What name is your grandmother indexed under in ancestry/family search 1940 census? Since you found her in 1940 through searching the ED for the address, look up a neighbor in ancestry or family search and see how your grandmother's name is indexed. Perhaps your grandfather is indexed the same way.
Thanks for responding. My grandmother was not indexed for 1940, but I knew her address from some other records. I found her living with my father and aunt in the 1940 Census. She and my grandfather split up in 1932. I have his address as late as 1934, but when I checked the ED he was not in the Census for that address. Therein lies my problem. I know he ended up in Atlantic City, but I couldn't find city directories for Atlantic City for the next few years.
Dear Ms. Peterman,
Thank you for posting your request on History Hub!
Please note that you must have a location or enumeration district number to begin a 1940 census search since there is no name index available. If you do not have either of these, we suggest searching for your grandfather in the 1930 census first. There could be other reasons as to why your grandfather may not appear or not be easily located in the 1940 Census. Unlike more recent censuses, the 1940 census was taken entirely by Census Enumerators going door to door and collecting information.

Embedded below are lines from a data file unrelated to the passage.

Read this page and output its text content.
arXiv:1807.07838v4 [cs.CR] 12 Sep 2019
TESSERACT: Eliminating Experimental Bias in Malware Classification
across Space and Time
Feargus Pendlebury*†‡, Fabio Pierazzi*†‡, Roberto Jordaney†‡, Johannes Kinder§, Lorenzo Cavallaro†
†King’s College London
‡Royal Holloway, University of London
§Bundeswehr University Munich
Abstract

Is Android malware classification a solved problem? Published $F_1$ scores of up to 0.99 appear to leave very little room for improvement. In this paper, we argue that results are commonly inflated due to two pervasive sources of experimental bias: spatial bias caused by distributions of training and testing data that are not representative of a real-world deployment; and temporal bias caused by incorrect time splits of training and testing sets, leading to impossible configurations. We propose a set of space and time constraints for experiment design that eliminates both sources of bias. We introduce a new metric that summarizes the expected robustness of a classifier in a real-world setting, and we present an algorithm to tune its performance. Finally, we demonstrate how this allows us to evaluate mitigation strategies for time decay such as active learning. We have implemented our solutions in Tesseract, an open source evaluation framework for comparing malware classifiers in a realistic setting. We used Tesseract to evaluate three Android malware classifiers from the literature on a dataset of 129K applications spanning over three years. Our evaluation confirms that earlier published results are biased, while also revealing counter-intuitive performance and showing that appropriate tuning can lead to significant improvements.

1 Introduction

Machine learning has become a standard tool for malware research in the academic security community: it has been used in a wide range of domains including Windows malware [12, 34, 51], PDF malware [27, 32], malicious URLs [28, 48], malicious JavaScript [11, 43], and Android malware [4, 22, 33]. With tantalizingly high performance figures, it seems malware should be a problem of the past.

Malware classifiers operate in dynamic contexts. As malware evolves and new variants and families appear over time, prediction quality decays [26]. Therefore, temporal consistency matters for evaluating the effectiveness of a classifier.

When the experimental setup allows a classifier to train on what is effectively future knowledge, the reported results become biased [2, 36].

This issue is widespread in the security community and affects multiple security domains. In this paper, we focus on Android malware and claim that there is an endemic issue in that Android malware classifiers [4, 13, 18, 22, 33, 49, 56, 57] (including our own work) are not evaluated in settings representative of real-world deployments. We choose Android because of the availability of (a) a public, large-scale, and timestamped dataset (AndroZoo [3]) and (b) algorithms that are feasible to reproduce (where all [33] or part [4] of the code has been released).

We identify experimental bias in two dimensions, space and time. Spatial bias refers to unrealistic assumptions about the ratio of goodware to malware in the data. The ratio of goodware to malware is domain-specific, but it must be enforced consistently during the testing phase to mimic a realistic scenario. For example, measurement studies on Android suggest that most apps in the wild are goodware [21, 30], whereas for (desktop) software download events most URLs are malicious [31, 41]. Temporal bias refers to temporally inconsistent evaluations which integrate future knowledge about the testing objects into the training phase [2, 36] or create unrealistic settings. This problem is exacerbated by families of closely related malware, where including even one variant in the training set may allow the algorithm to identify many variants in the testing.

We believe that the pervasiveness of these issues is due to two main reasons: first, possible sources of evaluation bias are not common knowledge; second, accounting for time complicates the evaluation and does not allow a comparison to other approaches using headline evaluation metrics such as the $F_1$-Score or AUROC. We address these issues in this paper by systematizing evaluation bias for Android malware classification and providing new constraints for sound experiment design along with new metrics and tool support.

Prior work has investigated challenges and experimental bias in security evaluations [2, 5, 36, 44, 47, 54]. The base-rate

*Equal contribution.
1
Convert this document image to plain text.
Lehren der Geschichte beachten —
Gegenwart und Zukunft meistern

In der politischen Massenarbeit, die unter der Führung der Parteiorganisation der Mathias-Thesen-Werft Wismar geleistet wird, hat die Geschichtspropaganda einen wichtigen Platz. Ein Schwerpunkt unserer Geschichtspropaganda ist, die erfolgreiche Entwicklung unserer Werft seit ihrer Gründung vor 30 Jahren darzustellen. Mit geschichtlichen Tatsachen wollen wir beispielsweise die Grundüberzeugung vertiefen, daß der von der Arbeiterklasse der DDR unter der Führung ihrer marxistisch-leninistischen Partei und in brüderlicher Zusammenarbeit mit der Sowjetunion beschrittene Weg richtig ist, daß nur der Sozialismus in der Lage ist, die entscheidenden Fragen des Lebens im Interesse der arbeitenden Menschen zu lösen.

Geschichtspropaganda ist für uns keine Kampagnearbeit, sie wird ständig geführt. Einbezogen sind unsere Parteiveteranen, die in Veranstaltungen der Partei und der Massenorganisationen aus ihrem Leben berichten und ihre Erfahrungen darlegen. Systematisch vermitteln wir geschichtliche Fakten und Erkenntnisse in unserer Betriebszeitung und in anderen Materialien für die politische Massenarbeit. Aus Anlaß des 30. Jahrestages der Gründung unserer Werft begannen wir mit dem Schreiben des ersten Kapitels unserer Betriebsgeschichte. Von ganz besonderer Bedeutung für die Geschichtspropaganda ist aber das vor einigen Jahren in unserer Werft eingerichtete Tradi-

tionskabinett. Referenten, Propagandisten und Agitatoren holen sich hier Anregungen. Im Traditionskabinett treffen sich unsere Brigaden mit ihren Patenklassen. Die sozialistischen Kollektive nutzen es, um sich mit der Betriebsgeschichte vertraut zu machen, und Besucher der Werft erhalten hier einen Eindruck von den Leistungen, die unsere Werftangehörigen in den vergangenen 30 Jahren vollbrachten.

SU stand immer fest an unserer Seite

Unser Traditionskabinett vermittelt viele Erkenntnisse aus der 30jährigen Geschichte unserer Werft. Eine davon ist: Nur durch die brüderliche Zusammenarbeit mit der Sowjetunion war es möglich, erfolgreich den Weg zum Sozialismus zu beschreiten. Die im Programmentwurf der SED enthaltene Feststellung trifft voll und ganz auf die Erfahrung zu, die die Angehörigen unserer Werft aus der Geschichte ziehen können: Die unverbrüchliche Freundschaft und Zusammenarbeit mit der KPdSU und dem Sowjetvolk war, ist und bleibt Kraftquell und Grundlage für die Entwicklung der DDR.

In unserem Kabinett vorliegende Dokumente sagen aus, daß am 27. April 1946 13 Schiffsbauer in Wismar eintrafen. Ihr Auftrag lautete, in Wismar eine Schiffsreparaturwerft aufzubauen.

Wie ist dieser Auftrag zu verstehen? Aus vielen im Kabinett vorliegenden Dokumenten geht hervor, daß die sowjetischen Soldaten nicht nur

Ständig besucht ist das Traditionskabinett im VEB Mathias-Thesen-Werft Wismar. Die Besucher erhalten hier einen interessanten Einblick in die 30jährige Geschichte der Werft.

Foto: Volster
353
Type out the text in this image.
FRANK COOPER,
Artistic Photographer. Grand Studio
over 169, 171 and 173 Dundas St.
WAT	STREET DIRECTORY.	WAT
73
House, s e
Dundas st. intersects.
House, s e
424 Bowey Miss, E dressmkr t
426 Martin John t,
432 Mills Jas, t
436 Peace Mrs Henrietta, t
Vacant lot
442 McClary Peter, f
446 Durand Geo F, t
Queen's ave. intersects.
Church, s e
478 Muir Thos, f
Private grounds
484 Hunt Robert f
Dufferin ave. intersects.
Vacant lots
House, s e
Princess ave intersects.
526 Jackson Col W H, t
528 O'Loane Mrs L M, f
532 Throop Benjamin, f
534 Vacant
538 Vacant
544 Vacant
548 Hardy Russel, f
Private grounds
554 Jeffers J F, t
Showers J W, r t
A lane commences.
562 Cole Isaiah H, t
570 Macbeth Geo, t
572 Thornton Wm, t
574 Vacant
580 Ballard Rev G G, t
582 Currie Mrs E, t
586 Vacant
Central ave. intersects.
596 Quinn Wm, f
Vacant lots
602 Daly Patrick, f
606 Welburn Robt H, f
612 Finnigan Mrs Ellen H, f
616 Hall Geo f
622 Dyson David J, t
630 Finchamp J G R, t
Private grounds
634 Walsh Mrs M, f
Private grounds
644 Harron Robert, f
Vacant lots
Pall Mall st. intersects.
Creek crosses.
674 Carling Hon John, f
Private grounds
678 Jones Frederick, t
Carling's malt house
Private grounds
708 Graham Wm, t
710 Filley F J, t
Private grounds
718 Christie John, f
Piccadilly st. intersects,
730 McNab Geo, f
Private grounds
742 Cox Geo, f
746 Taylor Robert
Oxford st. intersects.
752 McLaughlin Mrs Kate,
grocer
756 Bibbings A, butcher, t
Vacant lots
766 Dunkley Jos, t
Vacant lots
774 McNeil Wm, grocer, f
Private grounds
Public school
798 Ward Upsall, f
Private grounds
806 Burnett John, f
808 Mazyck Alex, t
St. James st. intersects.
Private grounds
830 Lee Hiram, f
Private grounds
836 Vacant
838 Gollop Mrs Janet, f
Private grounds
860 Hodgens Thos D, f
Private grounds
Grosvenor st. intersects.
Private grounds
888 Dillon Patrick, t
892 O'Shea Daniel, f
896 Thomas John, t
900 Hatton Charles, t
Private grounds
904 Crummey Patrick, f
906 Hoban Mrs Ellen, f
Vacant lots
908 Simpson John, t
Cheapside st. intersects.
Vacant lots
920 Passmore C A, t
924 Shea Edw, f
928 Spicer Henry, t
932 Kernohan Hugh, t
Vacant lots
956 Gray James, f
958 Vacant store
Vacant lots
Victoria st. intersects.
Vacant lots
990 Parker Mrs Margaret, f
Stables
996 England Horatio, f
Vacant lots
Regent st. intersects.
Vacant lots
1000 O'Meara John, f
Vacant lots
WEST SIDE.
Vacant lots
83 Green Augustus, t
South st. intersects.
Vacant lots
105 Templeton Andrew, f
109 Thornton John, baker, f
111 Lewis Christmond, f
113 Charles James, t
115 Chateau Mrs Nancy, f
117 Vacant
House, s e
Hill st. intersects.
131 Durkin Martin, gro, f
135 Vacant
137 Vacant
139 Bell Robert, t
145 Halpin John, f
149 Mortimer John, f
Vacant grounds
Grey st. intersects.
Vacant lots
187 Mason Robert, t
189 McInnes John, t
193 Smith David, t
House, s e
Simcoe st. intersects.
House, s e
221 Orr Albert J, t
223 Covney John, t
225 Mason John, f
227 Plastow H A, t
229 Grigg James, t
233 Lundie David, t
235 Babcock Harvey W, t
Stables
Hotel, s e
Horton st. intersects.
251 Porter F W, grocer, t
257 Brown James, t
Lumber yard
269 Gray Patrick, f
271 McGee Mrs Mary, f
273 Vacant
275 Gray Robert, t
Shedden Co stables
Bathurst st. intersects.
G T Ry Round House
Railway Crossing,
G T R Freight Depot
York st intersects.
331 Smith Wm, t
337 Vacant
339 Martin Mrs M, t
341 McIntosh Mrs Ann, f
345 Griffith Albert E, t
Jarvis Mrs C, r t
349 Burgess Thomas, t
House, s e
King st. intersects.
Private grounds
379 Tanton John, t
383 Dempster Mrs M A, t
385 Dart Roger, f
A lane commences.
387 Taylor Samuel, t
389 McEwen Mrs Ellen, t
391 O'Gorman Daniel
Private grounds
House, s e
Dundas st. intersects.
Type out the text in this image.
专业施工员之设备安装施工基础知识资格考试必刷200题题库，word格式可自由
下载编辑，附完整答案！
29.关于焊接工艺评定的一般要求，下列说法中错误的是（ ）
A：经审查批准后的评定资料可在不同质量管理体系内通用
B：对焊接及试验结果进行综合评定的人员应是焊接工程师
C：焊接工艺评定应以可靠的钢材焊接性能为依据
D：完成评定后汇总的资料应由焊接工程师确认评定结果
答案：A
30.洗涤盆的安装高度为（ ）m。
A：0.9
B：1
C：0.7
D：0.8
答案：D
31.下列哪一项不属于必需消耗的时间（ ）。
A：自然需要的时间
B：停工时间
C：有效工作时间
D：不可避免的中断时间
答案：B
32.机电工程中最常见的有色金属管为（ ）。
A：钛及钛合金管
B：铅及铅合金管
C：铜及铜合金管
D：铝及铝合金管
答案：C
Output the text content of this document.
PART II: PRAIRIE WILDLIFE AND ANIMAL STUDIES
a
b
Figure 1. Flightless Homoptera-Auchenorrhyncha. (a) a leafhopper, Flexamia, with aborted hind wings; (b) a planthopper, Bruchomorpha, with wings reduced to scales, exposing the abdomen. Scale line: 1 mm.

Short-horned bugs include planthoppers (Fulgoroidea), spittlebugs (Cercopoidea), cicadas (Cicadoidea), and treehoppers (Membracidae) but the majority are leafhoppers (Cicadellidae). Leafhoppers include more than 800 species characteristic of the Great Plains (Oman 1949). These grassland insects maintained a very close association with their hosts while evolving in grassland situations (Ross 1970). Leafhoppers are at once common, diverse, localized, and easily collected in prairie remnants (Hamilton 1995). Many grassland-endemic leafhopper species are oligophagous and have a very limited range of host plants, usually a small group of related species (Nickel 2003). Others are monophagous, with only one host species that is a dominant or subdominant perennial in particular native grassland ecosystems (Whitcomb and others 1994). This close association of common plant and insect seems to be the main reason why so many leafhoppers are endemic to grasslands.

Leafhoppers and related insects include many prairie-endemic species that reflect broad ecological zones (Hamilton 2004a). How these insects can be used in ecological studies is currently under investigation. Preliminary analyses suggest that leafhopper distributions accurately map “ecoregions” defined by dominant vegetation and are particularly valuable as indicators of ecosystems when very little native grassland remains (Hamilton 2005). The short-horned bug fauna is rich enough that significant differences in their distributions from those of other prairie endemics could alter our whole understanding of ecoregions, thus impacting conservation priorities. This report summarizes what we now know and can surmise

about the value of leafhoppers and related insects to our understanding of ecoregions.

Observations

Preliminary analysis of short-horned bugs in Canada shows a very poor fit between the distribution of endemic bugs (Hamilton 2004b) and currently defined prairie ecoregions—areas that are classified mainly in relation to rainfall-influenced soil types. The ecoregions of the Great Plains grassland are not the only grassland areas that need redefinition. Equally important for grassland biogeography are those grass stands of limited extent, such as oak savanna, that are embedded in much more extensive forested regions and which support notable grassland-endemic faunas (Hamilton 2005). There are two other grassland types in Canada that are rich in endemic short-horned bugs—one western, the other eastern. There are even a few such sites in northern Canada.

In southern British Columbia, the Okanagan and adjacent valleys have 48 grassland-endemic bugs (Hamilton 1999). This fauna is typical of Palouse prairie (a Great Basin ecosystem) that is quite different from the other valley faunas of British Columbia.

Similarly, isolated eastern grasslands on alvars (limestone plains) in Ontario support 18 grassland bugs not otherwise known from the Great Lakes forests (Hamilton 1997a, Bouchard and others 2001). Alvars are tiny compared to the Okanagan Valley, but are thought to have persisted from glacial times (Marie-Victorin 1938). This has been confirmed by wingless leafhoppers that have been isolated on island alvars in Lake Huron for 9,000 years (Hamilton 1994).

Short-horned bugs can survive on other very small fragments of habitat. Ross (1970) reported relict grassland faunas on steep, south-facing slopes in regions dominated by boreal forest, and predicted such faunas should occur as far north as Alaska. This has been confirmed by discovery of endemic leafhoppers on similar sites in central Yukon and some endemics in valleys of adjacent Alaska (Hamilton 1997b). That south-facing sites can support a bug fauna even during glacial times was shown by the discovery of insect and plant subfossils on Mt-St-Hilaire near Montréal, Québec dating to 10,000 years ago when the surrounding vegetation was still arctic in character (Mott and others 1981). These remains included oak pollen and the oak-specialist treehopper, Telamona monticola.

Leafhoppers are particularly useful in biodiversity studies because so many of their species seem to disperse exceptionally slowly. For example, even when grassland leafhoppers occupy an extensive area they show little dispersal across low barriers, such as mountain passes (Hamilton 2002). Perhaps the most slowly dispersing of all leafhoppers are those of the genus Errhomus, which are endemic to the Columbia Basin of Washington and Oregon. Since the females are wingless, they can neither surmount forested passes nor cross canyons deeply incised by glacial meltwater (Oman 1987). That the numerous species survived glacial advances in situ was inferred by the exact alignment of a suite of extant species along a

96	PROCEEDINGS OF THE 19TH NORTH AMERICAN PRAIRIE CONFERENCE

If a person or your grandfather for instance, was not home when the census taker came, the census taker would make a return visit. It is possible that your grandfather was not home when the census enumerator came. People who were counted on return visits are listed at the end of the regular pages for the enumeration district on pages that begin with number 61. Please see this page for the enumeration district in the state that your grandfather resided in. Also use all name variants as needed.
There were also separate pages for people living in a hotel tourist home, or trailer camp. These people were to be counted on April 8th and 9th. Their census information begins on page 81A for each enumeration district. Sometimes the entries for people who were enumerated later and those in tourist homes and trailer camps are less than one page each, while they can go on for several pages in large urban areas. In some enumeration districts, there were no such entries and do not have a page 61 or page 81.
You may wish to review NARA’s Start Your 1940 Census Research and About the 1940 Census websites for more information about this census. For information about the 1940 U.S. Census, see the Census Bureau technical documentation and questionnaires.
We hope this is helpful. Best of luck with your family research!
Dear Ms. Penn,
You have an excellent reply in helping Ms Peterman. The 1940 census is searchable by name through ancestry.com and through familysearch.org. Errors in indexing do occur especially with trying to decipher the census taker's handwriting or if the census taker is not familiar with ethnic names. As you say people may also be missed by the census taker. Best of luck to Ms Peterman.
Hello Ms. Penn,
Thank you for suggesting to look at pp. 61ff. to see if he was counted later. I will also go back and look at 81A. It may also be that he avoided the Enumerator out of fear that he would be charged child support after the split.
The 1930 census is of less value, since I have a 1934 address in the City Directory for Orange, NJ.